Music runs in the family's blood. His late father Mehli Mehta had left India at the age of 45, because there just wasn't enough appreciation for western music and had a successful career in America. Even at the age of 80, he was conductor of the American Youth Symphony Orchestra in Los Angeles. Currently Zubin's brother Zarin Mehta is the executive director of the New York Philharmonic, and his son Merwan is the vice president of programming at the Kimmel Center, home of the Philadelphia Orchestra. His daughter Zarina is a nurse in Montreal, and life is rich with grandchildren and children and moving between homes in Florence and Los Angeles.
Mehta has had a long relationship with the Israeli Philharmonic and is its music director for life. Passionate about issues, he uses music to voice his support: "I've always been involved with my music," he says. "I've tried in the Middle East to bring the Arabs and the Jews together. I don't do too much, because of time constraints. But that's not an excuse; we should be doing more. Arabs and Jews sitting together in concerts, but we don't have enough of those.
"Last month I took the Israel Philharmonic to Nazareth and performed for a completely Arab audience. They gave us a standing ovation. Imagine Arabs standing up for a hundred Jews playing on stage. It's very healthy. It doesn't change the West Bank problems, but it brings some goodwill at least."
This maestro is a foodie too. He's a diehard Indian food fan, especially of Parsi food, which he can't get in restaurants. The fact that Indian restaurants have sprouted up everywhere, even in Tel Aviv, does make life easier. His personal favoprite "one of the best Indian restaurants in the world" is Tandoori, which is owned by the Pushkarna family in Tel Aviv. They own four or five restaurants in Israel and surprisingly, Israelis are very much into Indian food. He smiles, "So I'm very much at home there."
So after living on other continents for decades, how close does he feel to India? He says, "Spiritually very close, very close. I keep going back.
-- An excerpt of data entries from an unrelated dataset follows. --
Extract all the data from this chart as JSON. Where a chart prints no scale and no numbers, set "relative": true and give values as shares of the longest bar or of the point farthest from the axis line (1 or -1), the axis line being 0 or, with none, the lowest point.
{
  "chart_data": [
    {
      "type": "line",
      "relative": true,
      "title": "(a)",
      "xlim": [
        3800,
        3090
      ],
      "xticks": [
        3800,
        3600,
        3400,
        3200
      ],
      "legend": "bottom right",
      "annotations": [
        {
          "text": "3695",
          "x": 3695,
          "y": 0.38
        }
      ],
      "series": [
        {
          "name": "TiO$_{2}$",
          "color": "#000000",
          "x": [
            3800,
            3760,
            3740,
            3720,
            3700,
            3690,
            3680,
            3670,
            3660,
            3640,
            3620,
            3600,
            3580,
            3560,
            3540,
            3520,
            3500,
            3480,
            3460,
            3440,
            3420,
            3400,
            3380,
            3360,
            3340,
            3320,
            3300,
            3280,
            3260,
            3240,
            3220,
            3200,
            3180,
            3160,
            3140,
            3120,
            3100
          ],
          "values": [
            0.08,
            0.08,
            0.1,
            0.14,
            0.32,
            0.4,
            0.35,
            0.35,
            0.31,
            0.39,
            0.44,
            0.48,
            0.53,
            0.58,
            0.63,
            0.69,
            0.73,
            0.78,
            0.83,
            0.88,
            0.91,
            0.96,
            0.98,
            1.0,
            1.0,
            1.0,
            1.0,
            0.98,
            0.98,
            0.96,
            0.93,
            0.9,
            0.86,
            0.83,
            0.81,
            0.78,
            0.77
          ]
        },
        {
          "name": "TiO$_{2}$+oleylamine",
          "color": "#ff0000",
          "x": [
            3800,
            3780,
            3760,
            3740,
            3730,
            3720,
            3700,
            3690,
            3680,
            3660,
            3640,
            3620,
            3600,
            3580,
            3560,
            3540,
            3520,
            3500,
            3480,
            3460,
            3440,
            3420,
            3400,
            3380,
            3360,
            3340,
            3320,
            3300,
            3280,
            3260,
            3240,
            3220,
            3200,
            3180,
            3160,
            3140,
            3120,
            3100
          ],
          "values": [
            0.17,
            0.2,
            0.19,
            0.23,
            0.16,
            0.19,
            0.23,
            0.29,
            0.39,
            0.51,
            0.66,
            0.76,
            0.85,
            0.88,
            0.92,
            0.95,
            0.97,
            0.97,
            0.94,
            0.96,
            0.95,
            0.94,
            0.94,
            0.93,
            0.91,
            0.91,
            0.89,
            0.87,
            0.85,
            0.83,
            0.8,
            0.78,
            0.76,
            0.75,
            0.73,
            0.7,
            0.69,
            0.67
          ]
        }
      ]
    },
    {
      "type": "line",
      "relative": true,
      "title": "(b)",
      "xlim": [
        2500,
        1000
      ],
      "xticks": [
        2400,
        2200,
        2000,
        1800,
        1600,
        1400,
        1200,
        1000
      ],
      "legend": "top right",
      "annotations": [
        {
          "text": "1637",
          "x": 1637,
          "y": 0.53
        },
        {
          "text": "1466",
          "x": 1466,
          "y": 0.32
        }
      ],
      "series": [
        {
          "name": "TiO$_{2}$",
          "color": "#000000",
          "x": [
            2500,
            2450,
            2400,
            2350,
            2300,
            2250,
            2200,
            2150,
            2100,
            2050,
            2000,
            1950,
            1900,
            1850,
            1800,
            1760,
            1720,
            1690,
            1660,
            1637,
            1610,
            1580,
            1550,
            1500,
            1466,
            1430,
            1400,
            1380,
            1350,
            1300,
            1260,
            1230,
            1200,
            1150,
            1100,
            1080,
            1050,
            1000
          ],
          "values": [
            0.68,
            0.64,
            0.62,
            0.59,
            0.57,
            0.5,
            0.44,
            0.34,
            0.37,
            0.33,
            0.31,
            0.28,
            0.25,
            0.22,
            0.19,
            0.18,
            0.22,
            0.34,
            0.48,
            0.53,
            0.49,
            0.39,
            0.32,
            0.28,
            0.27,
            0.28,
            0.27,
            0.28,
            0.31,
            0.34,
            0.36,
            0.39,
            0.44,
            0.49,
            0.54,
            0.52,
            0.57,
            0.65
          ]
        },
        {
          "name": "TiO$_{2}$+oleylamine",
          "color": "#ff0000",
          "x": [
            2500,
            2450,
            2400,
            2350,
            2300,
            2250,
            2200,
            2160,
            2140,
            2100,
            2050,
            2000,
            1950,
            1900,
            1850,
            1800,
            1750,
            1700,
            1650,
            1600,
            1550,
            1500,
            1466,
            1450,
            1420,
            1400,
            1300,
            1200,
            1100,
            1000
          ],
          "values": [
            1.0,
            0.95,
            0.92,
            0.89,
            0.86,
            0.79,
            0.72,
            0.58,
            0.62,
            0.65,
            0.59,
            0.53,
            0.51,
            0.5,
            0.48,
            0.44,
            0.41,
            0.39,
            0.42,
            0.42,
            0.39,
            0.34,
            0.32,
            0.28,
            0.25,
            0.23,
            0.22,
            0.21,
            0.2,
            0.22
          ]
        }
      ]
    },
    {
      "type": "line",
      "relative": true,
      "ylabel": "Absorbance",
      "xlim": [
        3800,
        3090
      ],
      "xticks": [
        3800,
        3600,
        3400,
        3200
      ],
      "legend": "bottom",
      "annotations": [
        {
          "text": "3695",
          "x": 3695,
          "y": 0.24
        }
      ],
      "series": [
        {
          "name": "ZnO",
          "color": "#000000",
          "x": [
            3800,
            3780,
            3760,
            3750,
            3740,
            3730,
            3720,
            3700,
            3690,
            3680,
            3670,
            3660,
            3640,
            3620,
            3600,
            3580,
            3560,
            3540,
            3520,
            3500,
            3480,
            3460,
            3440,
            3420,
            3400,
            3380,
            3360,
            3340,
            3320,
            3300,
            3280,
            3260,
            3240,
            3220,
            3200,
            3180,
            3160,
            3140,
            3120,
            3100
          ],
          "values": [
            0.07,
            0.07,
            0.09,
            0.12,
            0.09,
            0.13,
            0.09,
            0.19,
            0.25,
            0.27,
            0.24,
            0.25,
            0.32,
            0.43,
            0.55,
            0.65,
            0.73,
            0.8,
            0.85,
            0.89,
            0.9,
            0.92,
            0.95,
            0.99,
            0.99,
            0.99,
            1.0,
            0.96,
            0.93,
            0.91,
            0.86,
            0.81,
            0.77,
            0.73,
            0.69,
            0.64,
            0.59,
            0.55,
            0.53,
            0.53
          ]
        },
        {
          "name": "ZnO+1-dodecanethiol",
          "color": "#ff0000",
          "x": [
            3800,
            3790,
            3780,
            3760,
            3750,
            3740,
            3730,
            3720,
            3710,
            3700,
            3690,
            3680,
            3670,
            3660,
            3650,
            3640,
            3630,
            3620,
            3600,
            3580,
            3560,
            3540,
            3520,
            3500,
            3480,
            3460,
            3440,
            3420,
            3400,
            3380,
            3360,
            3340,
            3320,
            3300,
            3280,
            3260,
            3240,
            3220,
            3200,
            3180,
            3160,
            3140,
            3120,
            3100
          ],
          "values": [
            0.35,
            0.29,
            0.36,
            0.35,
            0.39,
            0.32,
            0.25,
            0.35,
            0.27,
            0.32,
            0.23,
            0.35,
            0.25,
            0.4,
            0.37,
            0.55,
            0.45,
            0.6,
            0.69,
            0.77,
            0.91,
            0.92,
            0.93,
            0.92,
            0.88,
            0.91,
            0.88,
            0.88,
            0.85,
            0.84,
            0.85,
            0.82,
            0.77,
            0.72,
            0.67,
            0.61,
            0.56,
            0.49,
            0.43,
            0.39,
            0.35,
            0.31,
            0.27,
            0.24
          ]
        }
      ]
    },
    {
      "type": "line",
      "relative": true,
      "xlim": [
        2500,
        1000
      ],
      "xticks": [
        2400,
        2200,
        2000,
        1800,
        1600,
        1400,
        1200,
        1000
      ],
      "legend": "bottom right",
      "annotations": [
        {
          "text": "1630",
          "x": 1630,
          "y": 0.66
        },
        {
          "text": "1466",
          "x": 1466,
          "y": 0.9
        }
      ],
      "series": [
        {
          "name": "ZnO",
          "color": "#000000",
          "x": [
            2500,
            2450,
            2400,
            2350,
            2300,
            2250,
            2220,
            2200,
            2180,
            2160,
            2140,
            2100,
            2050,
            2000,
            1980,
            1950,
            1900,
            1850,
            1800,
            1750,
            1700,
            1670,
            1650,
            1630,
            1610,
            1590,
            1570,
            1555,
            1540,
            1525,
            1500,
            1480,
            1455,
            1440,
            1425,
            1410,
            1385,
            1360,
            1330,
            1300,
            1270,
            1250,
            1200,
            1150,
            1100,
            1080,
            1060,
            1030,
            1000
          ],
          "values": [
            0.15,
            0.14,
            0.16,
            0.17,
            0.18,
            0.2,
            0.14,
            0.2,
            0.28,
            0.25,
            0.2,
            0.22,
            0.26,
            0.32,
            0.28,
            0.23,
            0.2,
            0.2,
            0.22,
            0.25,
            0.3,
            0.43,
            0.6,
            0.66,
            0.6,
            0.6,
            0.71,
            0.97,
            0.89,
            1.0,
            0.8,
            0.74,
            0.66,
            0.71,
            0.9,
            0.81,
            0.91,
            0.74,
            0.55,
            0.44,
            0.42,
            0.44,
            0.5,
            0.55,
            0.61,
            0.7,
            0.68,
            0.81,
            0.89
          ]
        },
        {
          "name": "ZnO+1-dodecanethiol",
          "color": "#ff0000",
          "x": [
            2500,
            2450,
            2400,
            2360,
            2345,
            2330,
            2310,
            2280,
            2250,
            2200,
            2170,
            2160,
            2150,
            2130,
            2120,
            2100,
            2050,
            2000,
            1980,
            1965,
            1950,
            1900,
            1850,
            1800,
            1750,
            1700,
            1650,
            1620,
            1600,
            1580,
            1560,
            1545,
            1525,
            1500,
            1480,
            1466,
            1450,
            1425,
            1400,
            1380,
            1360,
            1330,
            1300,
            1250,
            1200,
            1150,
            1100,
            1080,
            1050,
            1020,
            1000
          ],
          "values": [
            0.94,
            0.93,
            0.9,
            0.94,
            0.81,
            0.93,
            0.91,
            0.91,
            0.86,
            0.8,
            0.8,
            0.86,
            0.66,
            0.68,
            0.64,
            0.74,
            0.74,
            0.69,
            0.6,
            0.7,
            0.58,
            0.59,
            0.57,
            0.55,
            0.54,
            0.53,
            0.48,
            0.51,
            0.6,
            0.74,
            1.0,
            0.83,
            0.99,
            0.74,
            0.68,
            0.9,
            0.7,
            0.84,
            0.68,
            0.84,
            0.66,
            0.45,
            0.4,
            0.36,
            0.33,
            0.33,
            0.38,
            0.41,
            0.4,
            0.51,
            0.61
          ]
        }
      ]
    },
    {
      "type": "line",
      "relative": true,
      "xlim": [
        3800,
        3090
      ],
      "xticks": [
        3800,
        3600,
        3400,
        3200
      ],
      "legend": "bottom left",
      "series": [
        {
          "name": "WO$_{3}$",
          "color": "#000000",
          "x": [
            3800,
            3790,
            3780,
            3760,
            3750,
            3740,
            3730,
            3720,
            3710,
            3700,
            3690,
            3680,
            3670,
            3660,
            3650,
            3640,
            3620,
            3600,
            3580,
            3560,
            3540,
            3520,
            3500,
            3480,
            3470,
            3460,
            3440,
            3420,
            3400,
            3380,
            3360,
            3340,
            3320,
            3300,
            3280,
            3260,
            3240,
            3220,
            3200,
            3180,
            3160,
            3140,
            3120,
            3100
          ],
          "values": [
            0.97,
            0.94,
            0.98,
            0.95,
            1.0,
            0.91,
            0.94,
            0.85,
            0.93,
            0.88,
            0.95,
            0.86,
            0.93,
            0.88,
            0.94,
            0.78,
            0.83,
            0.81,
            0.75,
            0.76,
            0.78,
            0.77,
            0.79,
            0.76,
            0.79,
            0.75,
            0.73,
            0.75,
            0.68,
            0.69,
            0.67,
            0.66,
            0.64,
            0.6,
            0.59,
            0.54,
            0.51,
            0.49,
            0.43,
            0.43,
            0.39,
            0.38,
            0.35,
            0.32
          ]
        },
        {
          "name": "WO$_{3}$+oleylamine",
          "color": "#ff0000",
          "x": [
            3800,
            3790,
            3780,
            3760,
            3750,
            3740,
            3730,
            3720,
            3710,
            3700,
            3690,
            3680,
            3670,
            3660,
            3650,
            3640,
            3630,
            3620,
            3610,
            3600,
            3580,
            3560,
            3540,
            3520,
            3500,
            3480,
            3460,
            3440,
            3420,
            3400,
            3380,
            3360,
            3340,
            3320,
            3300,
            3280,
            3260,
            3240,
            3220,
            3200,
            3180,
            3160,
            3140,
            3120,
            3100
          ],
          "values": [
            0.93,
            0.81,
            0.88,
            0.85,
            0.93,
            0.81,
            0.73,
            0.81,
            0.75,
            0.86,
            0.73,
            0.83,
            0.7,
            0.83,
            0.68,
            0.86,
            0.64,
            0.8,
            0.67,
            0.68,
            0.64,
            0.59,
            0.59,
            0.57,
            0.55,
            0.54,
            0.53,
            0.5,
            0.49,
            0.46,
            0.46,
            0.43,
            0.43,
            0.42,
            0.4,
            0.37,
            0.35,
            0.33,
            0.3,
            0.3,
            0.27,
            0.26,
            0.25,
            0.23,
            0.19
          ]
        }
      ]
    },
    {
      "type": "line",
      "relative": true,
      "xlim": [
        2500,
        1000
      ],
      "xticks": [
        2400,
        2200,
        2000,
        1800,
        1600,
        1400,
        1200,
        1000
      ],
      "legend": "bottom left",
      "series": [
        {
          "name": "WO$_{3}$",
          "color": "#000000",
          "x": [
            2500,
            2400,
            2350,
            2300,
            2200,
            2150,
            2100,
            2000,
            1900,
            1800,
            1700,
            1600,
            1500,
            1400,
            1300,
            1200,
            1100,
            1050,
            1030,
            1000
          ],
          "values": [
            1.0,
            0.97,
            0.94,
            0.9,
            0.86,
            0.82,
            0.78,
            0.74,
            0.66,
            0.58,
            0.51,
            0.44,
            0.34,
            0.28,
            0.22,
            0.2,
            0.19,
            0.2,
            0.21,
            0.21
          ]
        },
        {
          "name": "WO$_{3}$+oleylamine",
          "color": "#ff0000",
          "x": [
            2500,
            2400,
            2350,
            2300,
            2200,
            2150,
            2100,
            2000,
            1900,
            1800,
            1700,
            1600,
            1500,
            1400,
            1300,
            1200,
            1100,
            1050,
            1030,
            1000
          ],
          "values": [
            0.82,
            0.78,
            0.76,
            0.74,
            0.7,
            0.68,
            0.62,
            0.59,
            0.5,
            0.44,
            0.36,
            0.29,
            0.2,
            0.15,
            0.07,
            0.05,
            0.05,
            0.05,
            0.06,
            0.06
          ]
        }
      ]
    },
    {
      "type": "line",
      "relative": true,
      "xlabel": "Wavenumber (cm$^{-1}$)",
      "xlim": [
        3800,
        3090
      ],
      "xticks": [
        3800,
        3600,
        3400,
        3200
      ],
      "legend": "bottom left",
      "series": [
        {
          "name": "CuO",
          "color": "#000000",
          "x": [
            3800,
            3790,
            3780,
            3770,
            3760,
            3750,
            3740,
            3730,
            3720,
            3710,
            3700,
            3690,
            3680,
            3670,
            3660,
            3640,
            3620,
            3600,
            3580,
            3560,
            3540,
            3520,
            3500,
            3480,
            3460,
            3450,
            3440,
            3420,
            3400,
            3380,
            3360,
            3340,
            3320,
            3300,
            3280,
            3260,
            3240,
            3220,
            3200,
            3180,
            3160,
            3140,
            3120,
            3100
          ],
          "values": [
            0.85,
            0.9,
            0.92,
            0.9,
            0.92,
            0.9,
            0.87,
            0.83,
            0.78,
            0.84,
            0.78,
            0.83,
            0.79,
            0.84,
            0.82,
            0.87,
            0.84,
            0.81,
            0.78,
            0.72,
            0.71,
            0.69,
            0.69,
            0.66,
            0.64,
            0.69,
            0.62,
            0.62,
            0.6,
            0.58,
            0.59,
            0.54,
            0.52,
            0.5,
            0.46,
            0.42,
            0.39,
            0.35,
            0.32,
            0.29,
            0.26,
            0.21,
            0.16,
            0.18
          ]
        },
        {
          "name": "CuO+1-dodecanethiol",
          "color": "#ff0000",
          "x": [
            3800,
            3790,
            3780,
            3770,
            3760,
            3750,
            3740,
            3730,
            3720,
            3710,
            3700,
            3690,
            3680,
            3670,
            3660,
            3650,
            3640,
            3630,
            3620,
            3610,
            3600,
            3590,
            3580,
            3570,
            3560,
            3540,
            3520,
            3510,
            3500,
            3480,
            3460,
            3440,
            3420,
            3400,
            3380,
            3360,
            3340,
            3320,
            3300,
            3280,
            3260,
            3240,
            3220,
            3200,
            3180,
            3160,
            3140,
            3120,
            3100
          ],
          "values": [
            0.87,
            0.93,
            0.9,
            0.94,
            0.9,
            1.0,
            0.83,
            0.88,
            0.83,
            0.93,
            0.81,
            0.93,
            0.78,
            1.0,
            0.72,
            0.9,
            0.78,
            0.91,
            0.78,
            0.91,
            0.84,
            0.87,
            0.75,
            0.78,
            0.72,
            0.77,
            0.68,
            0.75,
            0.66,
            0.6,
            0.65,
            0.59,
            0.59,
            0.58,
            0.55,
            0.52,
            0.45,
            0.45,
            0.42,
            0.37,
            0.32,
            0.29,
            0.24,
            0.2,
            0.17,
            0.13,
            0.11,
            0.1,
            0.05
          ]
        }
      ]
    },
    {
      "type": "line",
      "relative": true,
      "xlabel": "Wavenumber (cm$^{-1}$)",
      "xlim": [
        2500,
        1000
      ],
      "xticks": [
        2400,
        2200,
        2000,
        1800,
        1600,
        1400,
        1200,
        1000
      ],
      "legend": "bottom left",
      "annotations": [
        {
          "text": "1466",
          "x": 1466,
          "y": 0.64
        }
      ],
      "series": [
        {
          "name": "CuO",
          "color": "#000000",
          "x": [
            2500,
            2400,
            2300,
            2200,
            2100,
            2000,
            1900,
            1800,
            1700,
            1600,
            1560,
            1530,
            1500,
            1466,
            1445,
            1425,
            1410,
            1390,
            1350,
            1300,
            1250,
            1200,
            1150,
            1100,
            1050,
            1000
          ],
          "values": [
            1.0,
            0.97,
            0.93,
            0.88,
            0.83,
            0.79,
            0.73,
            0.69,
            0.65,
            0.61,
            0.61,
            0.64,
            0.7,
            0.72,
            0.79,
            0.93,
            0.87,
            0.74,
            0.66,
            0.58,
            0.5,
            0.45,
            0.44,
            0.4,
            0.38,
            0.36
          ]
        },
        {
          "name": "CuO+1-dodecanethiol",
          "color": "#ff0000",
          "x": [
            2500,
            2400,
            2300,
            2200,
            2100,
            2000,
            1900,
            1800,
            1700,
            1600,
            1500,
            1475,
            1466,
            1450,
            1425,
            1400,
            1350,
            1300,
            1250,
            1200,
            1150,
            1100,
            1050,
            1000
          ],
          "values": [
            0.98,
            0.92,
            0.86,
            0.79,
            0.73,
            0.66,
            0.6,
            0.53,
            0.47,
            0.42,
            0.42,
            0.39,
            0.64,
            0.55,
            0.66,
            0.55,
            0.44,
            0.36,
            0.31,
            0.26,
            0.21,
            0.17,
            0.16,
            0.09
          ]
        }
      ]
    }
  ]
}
I have many friends, I still have friends from my youth. I still talk to them on a weekly basis."
While he's very proud of the achievements of India and of Indians abroad, he also sees the full picture, warts and all. He questions why in Bombay, a city of plenty, 60 percent of the people don't have clean drinking water. He also feels strongly about the AIDS epidemic in India. While visiting New York he hosted "A Night for India," a musical fundraiser for American India Foundation to raise funds and awareness for the AIDS-HIV campaign in India.
Mehta was awarded the Padma Vibhushan, India's second highest civilian honor, in 2001. He is going there next October with the Israel Philharmonic Orchestra for a celebration of his late parents' 100th birth anniversary and to open a music school to honor his father's memory: "There's a lot of talent in India. We now have to nurture it so they don't have to leave the country, like a lot of us had to."
His father, Mehli Mehta, who had to leave Bombay because there wasn't enough encouragement or funding for western music, always felt the hurt about leaving "that beautiful home by the Arabian Sea, that beautiful country, all my friends and all my music circles," he said.
When I had asked him many years ago he if he had made his peace with Bombay, Mehli Mehta had responded: "I have no quarrel with Bombay. When I came away from Bombay they gave me parties, they gave me receptions and a good send off. But my life, my main aim and my goal is my music. A man stands for his work and my work was not appreciated or accepted."
So when Zubin Mehta inaugurates the Mehli Mehta School in the heart of Bombay for all the emerging young talent in a new India, it will certainly set some things right and complete a story with an unfinished ending.
Yes, things have a way of coming full circle.